Doctoral student Aaron Greenwood becomes very animated when he talks about civil engineering.
“It’s in my blood!” he says. “My Dad is a civil engineering, same as my grandfather, my uncle and four cousins. We joke sometimes that we could start our own consulting firm.”
The consulting firm will have to wait, for now. This summer he plans to teach an undergraduate course, Introduction to Transportation Planning Operations and Design, at Georgia Tech. Then, it’s back to his research, which includes collaboration with his advisor, Dr. Michael Hunter, on a GDOT-sponsored study of work zones and a UTC-funded project on traffic control devices.
Greenwood is interested in making highways safer not just through better design but by understanding how drivers interact with, and respond to, their surroundings.
“By pulling from the field of cognitive science, you can see how people react to traffic devices and work zones, and we can measurably do without having to do field testing in a dangerous environment.”
His engineering research seamlessly integrates psychology and computer science into his analysis of interface design and human-machine interactions. The cross-disciplinary approach allows him to develop a more comprehensive analysis of human interactions with the built environment.
“You get a very different perspective from those fields,” he notes. “People in the School of Psychology are very receptive to my work. As engineers, we often get wrapped up in standards and costs, whereas psychologists are concerned with the basic research: how does someone see a dot on the screen.”
“You look at a work zone and there’s a lot going on: flashing lights, giant equipment. There’s a lot to distract you. In our field, we’re not quite sure how people start to look around that -- there are theories that have helped, but quantifying that is what I want to focus on.”
Currently Greenwood is working on a few projects, including "Improved Methods for Delineating Diverges in Work Zones" and "Factors Influencing Visual Search in Complex Driving Environments."
As enthusiastic as he is about this trans-disciplinary research, Greenwood is very excited about teaching his first undergraduate class.
“It’s the students’ first chance to learn about transportation planning, road design, and how to accommodate different road users.

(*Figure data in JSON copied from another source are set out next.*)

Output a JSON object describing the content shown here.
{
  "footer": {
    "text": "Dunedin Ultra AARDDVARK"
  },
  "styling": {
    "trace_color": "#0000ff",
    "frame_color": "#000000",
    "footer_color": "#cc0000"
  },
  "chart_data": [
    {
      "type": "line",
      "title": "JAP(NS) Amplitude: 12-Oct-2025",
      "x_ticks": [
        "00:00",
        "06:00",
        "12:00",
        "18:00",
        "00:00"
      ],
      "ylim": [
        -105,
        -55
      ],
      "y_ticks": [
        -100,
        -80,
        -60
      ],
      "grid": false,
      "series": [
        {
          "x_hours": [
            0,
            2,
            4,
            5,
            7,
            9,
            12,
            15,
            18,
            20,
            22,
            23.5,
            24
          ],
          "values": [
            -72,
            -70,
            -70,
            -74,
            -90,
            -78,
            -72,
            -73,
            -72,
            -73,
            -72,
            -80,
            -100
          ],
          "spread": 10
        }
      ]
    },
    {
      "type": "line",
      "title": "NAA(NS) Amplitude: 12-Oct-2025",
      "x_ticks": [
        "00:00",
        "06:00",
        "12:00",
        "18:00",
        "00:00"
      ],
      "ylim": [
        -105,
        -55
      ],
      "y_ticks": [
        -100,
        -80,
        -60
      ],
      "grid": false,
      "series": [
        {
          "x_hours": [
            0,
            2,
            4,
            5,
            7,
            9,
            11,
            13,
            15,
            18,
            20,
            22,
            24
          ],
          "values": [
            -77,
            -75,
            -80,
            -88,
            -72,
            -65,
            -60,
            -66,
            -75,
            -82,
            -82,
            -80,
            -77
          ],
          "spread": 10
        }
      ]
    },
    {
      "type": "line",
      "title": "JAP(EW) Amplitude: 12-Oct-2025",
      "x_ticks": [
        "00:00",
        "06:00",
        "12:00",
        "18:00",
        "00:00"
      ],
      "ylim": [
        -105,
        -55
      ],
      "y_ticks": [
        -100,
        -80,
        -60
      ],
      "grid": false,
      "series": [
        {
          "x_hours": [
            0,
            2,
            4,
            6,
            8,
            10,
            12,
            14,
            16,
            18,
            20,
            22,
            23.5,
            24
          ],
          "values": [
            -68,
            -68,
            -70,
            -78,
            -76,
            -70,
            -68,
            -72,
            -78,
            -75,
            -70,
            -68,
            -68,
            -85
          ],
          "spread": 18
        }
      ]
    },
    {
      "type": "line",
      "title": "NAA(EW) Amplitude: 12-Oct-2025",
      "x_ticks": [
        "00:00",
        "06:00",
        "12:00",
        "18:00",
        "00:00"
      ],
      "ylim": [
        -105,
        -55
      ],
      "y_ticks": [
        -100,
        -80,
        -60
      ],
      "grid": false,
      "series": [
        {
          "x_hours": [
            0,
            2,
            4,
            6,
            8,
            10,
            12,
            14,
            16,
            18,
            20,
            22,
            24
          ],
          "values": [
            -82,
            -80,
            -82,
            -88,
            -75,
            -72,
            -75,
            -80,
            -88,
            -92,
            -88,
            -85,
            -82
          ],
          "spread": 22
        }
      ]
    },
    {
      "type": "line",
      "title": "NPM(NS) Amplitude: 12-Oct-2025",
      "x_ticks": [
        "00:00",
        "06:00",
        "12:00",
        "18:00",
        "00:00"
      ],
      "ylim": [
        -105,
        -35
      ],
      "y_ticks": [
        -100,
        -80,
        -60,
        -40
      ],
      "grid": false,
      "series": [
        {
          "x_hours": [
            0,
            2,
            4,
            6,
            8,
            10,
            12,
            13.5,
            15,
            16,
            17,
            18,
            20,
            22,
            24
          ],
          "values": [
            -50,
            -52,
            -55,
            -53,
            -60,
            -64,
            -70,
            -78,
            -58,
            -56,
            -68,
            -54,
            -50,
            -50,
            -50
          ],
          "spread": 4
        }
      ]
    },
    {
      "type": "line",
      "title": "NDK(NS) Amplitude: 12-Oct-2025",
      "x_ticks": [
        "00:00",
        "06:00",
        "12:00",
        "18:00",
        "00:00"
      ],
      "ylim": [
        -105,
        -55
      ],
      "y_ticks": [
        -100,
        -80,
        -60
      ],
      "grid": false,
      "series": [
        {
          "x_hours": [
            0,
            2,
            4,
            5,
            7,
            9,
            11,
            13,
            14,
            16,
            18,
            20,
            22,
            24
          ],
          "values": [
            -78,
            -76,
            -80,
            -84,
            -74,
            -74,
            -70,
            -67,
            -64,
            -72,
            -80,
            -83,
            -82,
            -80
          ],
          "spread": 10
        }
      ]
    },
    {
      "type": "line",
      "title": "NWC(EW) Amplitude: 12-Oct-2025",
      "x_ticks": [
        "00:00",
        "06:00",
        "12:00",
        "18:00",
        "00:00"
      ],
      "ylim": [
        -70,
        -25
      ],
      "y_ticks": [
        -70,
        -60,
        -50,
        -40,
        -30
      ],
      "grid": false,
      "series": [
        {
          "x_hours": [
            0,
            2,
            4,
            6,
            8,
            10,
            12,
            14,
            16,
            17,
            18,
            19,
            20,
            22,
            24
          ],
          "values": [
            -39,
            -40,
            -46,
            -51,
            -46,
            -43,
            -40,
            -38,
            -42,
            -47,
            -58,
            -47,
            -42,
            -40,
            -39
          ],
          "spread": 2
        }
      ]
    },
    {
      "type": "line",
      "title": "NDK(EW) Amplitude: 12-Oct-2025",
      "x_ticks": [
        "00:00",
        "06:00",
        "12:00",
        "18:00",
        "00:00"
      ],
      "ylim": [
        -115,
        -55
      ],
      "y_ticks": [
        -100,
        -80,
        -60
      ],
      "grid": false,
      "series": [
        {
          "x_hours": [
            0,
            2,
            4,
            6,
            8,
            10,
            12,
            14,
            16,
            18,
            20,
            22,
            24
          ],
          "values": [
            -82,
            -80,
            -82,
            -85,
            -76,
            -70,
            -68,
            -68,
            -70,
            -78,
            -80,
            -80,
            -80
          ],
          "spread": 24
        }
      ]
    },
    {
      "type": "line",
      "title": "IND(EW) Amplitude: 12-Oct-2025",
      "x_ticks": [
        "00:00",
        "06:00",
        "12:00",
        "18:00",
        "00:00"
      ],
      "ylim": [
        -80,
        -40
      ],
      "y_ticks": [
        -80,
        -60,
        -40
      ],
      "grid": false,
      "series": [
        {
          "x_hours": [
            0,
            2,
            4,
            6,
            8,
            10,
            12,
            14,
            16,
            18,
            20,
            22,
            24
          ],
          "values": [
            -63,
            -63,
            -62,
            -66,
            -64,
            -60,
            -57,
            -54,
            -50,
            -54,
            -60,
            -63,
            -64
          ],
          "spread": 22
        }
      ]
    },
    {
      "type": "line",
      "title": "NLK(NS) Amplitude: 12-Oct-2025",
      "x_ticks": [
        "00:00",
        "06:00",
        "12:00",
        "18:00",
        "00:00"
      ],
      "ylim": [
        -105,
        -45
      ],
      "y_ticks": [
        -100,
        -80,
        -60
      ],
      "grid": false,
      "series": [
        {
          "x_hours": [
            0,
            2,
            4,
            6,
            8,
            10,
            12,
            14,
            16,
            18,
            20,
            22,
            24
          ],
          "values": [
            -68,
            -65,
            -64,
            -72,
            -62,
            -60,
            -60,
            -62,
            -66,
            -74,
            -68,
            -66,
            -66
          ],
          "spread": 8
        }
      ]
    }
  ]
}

It’s a great opportunity to get them hooked,” he said. “Transportation hits every aspect of your life. If you’ve done it right, it works. And if it works you don’t worry about it. So, even if those civil engineering students are not going to continue studying transportation, they will still come away from this class as better users of the system in general.”
Greenwood was recently elected president of the GT chapter of the Institute of Transportation Engineers and is also chairing the new Campus Planning Student Advisory Board. Last year, he served as the Vice President of Student Welfare on the Student Government Association, planning the career symposium and working on other career development initiatives.
As for his own career, Greenwood has some very definite plans.“I really like teaching and conducting research at a university,” he says. “Your work has almost an immediate impact on how the system works. As soon as we make our recommendation, it can be implemented. That’s something I really want to keep up.”
That teaching will no doubt include continued consultations with the Georgia Department of Transportation (GDOT) on projects.
“I’m very impressed with their support of research and dedication to improving their system. Government often gets a bad rap for being stodgy, but that hasn’t been my experience with GDOT. They let us know what they want, but they also give us the freedom to answer questions in ways they may not have anticipated.”
“In the senior design process, they are interested in getting involved – sitting down with students, putting in a lot of time with them to help them understand the problems and solutions.”